Industry Involvement is Happening
With childhood obesity levels still spiralling, children’s curiosity about healthy fresh foods needs to be awakened in order to stimulate demand. A child cannot desire what he/she does not know about, but, luckily, the workings of primary production are anything but dull. A tree laden with bright red cherries is a dazzling sight, a field full of dark purple aubergines is mesmerising, and a litter of pink piglets has the all-important cuteness factor.
Instead of putting all the blame on teachers and parents for children’s glaring knowledge gaps, the industry could be more proactive in this regard. There are a number of commendable multi-stakeholder initiatives already on the go, of course. The aforementioned BNF, for example, orchestrated Healthy Eating Week between 2 June and 6 June 2014 in the UK, with over 4,200 schools participating. Shedding light on food provenance played a major role in this exercise.
When it comes to teaching children about food, nobody does it better than celebrity chef Jamie Oliver. In early June 2014, leading Australian grocery retailer Woolworths launched the Jamie’s Garden Collectibles range, a collection of sticker albums and sensory stickers (featuring 3D, thermal ink and scratch and sniff technology), designed to educate children about the origins and benefits of fresh foods, including how to grow your own.
On the meatier side of things, the industry body Australian Pork Limited (APL) reported in June 2014 that it had launched an education resource kit. Besides teaching students where their pork chops actually come from, the material also incorporates contemporary concerns like sustainability and climate change.
It should come as no surprise that the Marine Stewardship Council (MSC), an independent non-profit organisation that sets sustainable fishing standards globally, is riding particularly high on the sustainability wave. There are nearly 4,000 MSC-certified primary schools in England, and the organisation runs a Fish and Kids project, which gives both teachers and caterers access to curriculum-linked lesson plans and materials to promote sustainable fishing and fish consumption.

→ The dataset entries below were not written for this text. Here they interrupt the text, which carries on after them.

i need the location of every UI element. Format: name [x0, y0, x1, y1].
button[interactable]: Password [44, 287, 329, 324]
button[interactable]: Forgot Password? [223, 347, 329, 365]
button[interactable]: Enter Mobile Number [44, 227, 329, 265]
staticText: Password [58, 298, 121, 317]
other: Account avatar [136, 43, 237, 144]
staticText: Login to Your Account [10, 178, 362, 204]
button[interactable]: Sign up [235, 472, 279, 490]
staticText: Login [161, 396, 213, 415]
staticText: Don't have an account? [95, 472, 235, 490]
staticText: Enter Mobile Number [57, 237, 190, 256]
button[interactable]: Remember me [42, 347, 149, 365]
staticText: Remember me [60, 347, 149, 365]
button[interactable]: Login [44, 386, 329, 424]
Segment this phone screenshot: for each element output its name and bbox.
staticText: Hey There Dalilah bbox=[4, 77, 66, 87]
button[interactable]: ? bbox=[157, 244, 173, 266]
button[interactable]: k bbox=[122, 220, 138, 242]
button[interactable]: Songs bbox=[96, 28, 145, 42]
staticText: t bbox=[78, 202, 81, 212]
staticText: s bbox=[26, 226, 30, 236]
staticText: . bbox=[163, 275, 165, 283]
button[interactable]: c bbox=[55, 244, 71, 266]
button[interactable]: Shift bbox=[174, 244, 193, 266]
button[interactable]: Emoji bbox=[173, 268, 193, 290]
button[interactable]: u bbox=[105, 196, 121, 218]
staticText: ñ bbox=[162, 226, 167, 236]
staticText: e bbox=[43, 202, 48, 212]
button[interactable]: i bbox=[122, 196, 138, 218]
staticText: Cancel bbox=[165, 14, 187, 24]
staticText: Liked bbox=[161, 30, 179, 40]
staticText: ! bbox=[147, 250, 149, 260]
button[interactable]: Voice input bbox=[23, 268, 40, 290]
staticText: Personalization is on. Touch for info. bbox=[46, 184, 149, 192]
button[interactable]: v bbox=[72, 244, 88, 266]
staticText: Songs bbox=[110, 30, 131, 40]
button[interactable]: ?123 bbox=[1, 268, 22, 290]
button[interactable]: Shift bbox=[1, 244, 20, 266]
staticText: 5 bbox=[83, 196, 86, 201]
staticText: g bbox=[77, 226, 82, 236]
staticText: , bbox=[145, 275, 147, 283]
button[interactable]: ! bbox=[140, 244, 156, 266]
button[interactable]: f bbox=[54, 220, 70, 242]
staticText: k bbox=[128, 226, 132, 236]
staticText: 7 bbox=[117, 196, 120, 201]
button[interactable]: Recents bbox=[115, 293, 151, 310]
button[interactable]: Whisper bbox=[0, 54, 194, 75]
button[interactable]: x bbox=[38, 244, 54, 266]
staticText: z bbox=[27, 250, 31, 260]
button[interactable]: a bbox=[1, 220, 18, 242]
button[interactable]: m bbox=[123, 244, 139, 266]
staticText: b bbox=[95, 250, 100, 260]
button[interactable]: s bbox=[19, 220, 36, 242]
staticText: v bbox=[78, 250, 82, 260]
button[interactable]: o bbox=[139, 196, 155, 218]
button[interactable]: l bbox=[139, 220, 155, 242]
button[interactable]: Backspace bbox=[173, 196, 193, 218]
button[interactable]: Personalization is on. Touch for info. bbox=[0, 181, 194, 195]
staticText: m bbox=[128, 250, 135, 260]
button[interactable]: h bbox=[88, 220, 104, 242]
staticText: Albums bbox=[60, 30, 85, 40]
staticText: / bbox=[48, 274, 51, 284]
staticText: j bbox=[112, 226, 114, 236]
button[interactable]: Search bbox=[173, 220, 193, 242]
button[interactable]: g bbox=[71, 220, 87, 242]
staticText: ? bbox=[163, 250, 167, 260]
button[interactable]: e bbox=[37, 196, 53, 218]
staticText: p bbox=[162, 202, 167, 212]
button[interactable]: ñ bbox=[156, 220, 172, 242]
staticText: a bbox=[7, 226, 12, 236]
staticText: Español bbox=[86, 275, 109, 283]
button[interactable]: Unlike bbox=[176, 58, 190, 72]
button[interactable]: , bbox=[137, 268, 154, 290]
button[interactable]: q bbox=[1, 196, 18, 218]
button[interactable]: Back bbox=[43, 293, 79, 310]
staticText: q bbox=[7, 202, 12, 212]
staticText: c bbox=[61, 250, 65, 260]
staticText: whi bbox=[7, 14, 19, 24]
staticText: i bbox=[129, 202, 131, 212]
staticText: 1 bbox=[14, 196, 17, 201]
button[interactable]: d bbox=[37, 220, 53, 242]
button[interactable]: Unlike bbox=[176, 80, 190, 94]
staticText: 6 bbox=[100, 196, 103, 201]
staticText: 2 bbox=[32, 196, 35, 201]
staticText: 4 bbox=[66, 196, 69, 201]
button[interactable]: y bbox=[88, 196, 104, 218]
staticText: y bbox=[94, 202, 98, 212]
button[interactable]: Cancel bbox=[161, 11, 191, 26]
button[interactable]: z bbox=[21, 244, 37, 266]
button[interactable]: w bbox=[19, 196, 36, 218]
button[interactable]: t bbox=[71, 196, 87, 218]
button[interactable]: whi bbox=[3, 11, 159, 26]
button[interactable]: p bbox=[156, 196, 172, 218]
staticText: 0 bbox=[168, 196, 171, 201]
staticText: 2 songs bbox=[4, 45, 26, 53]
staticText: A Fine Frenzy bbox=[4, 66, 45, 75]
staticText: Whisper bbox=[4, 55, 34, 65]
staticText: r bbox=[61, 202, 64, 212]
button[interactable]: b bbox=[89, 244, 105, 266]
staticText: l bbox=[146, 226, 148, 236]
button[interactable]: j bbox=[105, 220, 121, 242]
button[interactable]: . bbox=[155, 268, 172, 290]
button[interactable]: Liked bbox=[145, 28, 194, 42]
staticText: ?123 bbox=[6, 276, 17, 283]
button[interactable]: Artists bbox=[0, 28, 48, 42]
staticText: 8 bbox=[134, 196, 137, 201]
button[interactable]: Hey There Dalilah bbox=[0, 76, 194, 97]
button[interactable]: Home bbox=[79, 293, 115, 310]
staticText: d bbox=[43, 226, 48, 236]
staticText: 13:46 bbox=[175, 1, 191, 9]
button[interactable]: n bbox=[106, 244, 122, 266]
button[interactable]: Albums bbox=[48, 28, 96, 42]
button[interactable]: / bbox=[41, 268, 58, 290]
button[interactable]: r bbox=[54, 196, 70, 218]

Currently, there are nine MSC-certified fish and seafood suppliers in the UK, including Birds Eye Foodservice, 3663 and Seafish UK Ltd, as well as eight contract caterers offering MSC-certified fish, including Sodexo and Eden Foodservice.
Food Gets Everywhere
Food is never just food. Food is a prism through which virtually all aspects of society are refracted. For example, some foods, like beef, pork and insects, are taboo in some societies and population groups, but freely eaten by others, and celebrations, whether they be public holidays or private family events, often centre on special foods. History has seen bread riots, governments have fallen over the price of onions, and armies march on their stomachs, as Napoleon once said.
There is no aspect of human society that is not touched by food in some way, which opens up infinite avenues to teach youngsters every conceivable subject, before even starting on the virtually inexhaustible domain that is food science and nutrition. Thousands of fascinating lessons are yet to be drawn up on the basis of food, and it is up to primary producer organisations to invest in bringing this treasure trove of knowledge to today’s children, to stop them from losing the connection with the very stuff that sustains their lives.